The chapter on the Antioch metalmark butterfly depicts the futility of the attempt to maintain the endangered butterfly and its host buckwheat plant. Now that the sand dunes that fostered the ecosystem are all gone, the new landscape favors a wholly different constellation of plants and animals. Removing migrant species that are better adapted to the new landscape is an unending, sysiphean battle. The chapter also reports evidence that there are other metalmark butterflies that are nearly genetically identical, though they have different wing coloring and patterns. The author finds the shifting definitions of species vertigo-inducing, and simultaneously admires and doubts the value of quixotic efforts to preserve nature in Antioch’s grim-looking industrial landscape.
One could look at the same evidence in the chapter and reach very different conclusions. Seeking to protect the butterfly species after the habitat is gone beyond repair or restoration is not worth it. But efforts to protect species by restoring viable habitat – as in this project led by Liam O’Brien, one of the the author’s sources and heroes in the same chapter – are promising investments. Diagnosing species by surface appearance without genetic evidence is scientifically obsolete. And it would probably be better to focus on protecting the nearby viable habitat for the butterfly populations that are nearly genetically identical.

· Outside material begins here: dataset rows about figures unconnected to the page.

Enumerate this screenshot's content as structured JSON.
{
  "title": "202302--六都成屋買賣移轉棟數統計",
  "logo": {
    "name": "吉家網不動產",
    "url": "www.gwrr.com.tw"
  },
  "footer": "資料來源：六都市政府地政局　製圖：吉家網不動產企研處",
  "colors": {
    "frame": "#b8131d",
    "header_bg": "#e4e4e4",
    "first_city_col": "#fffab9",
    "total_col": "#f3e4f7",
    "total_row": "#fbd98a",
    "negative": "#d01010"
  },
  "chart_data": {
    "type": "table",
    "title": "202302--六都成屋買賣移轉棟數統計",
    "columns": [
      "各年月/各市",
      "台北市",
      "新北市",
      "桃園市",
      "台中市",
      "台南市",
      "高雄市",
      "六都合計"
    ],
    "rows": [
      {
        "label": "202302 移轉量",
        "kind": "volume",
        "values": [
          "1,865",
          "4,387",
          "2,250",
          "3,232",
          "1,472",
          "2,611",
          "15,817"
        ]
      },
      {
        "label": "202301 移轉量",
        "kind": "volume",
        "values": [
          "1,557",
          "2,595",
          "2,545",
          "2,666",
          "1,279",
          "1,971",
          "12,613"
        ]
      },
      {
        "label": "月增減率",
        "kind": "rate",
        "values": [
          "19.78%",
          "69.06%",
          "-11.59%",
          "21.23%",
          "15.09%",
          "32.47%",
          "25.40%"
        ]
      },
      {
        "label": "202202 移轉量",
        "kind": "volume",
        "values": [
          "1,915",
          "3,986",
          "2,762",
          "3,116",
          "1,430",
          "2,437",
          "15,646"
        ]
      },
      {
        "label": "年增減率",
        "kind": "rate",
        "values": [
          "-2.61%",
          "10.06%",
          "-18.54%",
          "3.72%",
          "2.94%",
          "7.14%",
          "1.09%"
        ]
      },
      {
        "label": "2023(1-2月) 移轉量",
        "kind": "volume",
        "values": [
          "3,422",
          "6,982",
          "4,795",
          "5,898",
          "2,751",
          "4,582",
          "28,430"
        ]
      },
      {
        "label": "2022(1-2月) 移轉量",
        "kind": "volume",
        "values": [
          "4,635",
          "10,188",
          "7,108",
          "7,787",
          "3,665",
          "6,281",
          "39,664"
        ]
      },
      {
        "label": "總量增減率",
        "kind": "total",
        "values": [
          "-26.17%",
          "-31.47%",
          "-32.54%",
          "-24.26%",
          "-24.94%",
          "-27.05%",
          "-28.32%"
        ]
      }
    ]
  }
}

Mooallem has an existential crises when he learns that even the apparently untouched North American wilderness encountered by Europeans once had huge land animals – giant mammoths, camels, sloths and others – which may have been wiped out by early human hunters. He doesn’t trace the environmental history further back through waves of population and extinction over millions of years. On the one hand the deep history isn’t comforting for the human species. We could become casualties of the current extinction wave. Current civilizations could go under. On the other hand, deep history shows that there is not and has never been a pristine historical baseline.
The responsibility to monitor, restore, and help maintain the earth’s habitats is extremely daunting – humanity may not succeed at it. But we have already demonstrated the ability to destroy at a huge scale. We may not have a choice. Global warming and ocean acidification may be nature’s way of telling humanity, you break it, you bought it.

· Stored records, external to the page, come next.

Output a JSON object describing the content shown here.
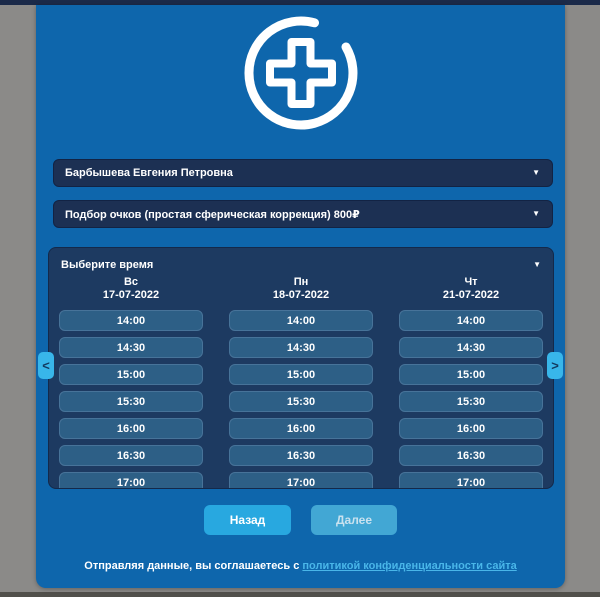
{
  "selects": {
    "doctor": {
      "value": "Барбышева Евгения Петровна"
    },
    "service": {
      "value": "Подбор очков (простая сферическая коррекция) 800₽"
    }
  },
  "time_picker": {
    "label": "Выберите время",
    "prev_symbol": "<",
    "next_symbol": ">",
    "columns": [
      {
        "day": "Вс",
        "date": "17-07-2022",
        "slots": [
          "14:00",
          "14:30",
          "15:00",
          "15:30",
          "16:00",
          "16:30",
          "17:00"
        ]
      },
      {
        "day": "Пн",
        "date": "18-07-2022",
        "slots": [
          "14:00",
          "14:30",
          "15:00",
          "15:30",
          "16:00",
          "16:30",
          "17:00"
        ]
      },
      {
        "day": "Чт",
        "date": "21-07-2022",
        "slots": [
          "14:00",
          "14:30",
          "15:00",
          "15:30",
          "16:00",
          "16:30",
          "17:00"
        ]
      }
    ]
  },
  "buttons": {
    "back": "Назад",
    "next": "Далее"
  },
  "footer": {
    "text": "Отправляя данные, вы соглашаетесь с",
    "link": "политикой конфиденциальности сайта"
  },
  "icons": {
    "dropdown_caret": "▼",
    "logo": "medical-cross-in-circle"
  },
  "colors": {
    "page_bg": "#8b8a88",
    "panel_blue": "#0e66ac",
    "dropdown_bg": "#1c3053",
    "time_panel_bg": "#1d3a61",
    "slot_bg": "#2d5f86",
    "arrow_bg": "#38b6ea",
    "back_button": "#28a8e0",
    "next_button": "#42a7d4",
    "link": "#49b6e9"
  }
}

The framing of environmental protection as gardening is often used as a pretext for clear-cutting, bottom trawling, and other practices that over-aggressively harvest resources with the excuse that humans will benefit and the environment will recover. The stewardship metaphor can easily be used to imply an unwarranted overconfidence that humans are destined to master the rest of the earth’s species, and the belief that a supernatural being has assured humanity that our rule is just and beneficent (just ask the buffalo and the passenger pigeons). But the romantic idea of pristine nature is a different myth that is getting in the way of making needed choices.
I first came across the Teddy Bear story in an episode of the 99% Invisible podcast, which tells fascinating stories of the hidden and quirky origins of artifacts of modern life, such as revolving doors and the color of currency. The teddy bear story from Wild Ones uncharacteristically deals with the natural world; otherwise the ironic, geeky, bemused yet sincere attitude fits right in. This chronically ironic perspective, along with the journalistic method of attempting to weave a larger story from the threads of many anecdotes on a theme, together prevents the book from thoroughly grappling with the scientific and philosophical issues it raises.
But it tells fascinating and compelling stories, raises important issues, and provides more than enough references for readers to follow up and take further, so I strongly recommend the book.